Oman Broadband Company's chief executive officer, Said Al Mandhari, says that despite the huge increase, no 'aggressive' plan should be implemented to suddenly reduce the number of foreign workers.
"We have to plan it well to replace the expatriates with the local people. Now there is a danger of replacing them all of a sudden with a very aggressive plan," Al Mandhari said, adding, "We have to prepare our generation with better education."
K. Jayan, vice-president, Starcare UK, says that the high growth in expatriate workforce in the past decade is mostly associated with the large infrastructure development projects and allied requirements.
The increase indicates the unprecedented pace of development in the history of Oman and is justified by the need for technical skills, cheap labour and quick availability, Jayan said.

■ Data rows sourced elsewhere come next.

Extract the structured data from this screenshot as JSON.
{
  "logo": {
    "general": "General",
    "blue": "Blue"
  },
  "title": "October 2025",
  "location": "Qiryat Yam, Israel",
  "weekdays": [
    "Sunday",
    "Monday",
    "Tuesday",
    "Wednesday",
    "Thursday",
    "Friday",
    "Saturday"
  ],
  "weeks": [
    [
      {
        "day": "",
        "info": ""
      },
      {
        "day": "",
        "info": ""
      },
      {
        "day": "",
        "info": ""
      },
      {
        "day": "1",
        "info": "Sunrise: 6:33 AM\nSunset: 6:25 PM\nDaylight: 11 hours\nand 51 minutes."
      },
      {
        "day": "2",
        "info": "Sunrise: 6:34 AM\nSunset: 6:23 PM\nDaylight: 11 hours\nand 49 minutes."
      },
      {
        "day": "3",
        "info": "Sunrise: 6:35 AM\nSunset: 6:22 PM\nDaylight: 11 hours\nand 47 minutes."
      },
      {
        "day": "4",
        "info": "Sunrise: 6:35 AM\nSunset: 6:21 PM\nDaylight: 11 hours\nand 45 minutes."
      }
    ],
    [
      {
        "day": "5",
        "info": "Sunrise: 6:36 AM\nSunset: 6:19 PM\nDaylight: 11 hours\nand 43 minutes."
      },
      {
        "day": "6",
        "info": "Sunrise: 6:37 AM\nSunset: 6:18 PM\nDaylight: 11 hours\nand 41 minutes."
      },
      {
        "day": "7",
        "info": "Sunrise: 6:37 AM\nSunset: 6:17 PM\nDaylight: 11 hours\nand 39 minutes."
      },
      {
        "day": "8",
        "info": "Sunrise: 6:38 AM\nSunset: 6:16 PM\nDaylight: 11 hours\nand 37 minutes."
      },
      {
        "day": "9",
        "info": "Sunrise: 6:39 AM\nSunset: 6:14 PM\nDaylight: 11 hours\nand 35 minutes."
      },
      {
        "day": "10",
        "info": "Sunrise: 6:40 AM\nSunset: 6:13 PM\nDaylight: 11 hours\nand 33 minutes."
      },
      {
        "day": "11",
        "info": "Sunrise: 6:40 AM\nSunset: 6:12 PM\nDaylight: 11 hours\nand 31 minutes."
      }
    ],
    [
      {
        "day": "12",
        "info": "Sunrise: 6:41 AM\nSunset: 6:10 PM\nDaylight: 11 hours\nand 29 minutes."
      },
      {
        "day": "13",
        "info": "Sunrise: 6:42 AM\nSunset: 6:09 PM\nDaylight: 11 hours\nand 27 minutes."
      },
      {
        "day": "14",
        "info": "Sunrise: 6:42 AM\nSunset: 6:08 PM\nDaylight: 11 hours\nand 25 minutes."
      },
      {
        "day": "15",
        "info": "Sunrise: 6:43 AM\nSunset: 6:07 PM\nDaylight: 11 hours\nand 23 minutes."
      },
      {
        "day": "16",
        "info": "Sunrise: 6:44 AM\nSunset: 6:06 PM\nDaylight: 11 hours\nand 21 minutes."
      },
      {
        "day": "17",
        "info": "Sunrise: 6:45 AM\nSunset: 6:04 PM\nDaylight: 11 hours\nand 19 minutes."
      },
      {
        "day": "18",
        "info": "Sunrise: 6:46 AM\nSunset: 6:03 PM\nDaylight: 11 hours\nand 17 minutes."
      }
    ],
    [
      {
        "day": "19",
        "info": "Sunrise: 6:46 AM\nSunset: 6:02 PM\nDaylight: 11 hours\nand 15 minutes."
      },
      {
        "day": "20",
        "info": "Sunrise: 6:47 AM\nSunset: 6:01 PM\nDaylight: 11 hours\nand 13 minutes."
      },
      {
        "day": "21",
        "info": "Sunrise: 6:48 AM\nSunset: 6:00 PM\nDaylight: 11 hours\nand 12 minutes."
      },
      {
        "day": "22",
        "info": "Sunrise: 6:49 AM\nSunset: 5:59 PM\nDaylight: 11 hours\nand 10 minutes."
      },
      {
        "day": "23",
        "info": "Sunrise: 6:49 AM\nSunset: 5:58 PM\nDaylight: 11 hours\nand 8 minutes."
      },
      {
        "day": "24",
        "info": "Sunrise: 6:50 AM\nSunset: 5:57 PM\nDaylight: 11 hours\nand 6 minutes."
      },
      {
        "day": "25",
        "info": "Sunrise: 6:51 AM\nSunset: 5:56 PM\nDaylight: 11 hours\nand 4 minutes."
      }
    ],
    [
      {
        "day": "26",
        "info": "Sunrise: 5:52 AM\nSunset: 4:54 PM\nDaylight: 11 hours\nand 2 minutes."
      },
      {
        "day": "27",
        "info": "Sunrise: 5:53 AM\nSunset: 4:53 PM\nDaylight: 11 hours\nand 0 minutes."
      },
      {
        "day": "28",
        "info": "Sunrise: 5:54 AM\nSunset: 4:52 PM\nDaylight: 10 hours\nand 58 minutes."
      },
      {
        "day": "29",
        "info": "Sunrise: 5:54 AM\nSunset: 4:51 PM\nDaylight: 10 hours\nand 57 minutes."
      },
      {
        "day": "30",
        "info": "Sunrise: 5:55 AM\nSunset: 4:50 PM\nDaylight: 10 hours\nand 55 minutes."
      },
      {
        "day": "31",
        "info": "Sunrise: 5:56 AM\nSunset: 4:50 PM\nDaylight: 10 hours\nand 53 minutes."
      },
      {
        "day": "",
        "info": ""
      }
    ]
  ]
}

"Another notable aspect is the growth in the number of Omani nationals employed in the private sector in the same period. Responding to the appeals by the government, the private sector has embraced Omanisation with earnestness and the result has been a three-fold growth in the number of Omani nationals in the private sector."
However, Omanisation should be implemented in a phased manner with due consideration for the scope of training, availability of skilled resources and economic viability of companies, Jayan noted.
"In my opinion, the need of the hour is to strike a balance in such a way that local talent is groomed and nurtured while preserving economic viability.
Oman is now in a phase of exponential growth. At this juncture, it is important to develop a multi-talented resource pool containing nationals and complemented by expatriates in the required areas," he concluded.
Dr Jawad Al Lawati, a senior official at the Ministry of Health, says that although the presence of most expatriates in Oman is necessary for the development of large projects, some health-related issues should be taken into consideration.